I had a scrapbook with me where I had all of my medals, ribbons, and cut out newspaper articles of my swimming in the age group leagues under the now defunct AAU. Mr. Gallo apperently found the scrap book and one afternoon in November 1979 I was told that I would be staying after school rather than returning to the student home. I had no idea why. I reported to my AP Biology teacher who tossed me a towel and a Speedo. He said, “want to see you on the pool deck in 15 minutes.” I didn’t even know there was a pool, problem one, and I was not sure I was ready for a team sport, problem two, and I was missing my best part of the day, the evening milking, problem three. Problem one was solved first. Problem two was resolved pretty quick as well by a team captain who made sure the new guy (me) was OK, and problem three, well that was a constant battle, but it was only 4 months of the year (and Mr. Gallo made it clear I would be pushing a lawn mower around a pasture every afternoon until I changed me mind).

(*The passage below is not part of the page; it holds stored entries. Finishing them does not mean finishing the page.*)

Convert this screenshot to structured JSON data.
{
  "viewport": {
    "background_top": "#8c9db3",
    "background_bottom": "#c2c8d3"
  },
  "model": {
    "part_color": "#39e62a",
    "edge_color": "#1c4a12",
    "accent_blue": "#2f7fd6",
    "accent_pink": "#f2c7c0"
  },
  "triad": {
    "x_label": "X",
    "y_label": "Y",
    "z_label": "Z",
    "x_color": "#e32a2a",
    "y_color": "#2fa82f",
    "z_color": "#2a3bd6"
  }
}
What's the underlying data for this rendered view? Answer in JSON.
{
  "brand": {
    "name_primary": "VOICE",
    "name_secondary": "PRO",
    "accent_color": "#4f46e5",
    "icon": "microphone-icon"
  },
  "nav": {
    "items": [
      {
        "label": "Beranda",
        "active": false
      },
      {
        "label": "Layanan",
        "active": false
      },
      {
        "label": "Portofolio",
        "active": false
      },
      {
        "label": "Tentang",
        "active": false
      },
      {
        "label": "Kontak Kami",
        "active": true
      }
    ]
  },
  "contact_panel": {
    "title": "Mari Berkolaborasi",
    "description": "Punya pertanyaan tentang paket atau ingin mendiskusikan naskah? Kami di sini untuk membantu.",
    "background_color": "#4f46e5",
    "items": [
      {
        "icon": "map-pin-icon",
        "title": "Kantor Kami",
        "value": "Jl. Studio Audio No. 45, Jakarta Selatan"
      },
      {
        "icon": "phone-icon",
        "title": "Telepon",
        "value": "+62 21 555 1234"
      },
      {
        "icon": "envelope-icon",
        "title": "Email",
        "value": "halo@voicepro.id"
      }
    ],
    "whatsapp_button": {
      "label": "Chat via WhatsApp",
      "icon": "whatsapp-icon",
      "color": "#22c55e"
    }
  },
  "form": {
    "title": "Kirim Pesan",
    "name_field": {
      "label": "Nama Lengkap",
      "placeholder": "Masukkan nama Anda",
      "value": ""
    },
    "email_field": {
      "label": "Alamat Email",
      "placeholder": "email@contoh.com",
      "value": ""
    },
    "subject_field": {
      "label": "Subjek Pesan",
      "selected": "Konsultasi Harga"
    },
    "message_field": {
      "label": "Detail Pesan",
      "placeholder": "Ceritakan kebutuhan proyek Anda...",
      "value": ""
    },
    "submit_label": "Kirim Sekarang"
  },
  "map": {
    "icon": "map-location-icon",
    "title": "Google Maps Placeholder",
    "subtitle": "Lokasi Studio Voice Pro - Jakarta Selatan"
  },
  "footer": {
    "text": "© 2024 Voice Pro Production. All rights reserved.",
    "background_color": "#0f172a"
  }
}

I ended up excelling in just about everything. Following Hershey life was not easy, but the adults at Hershey had instilled some values in me that have continued to serve me well, and have allowed me to make a tremendous difference in other people’s lives. A fact I did not realize until last month when I went home to Hershey and was standing in the middle of the new campus commons and looked down at the pillars of the community.
Even though I did not know it at the time these fine people taught me what is on each of the pillars.
Adults can make a difference. I will always thank God that Mr. and Mrs. Jones were brought into my life. I thank the Mr. Gallo for his care. I thank Mrs. Gallo for her listening occasionally. There are so many others during those for years, I wish I could remember their names. But, Mr. Jones, I never said “Thank you!” and it is long overdue.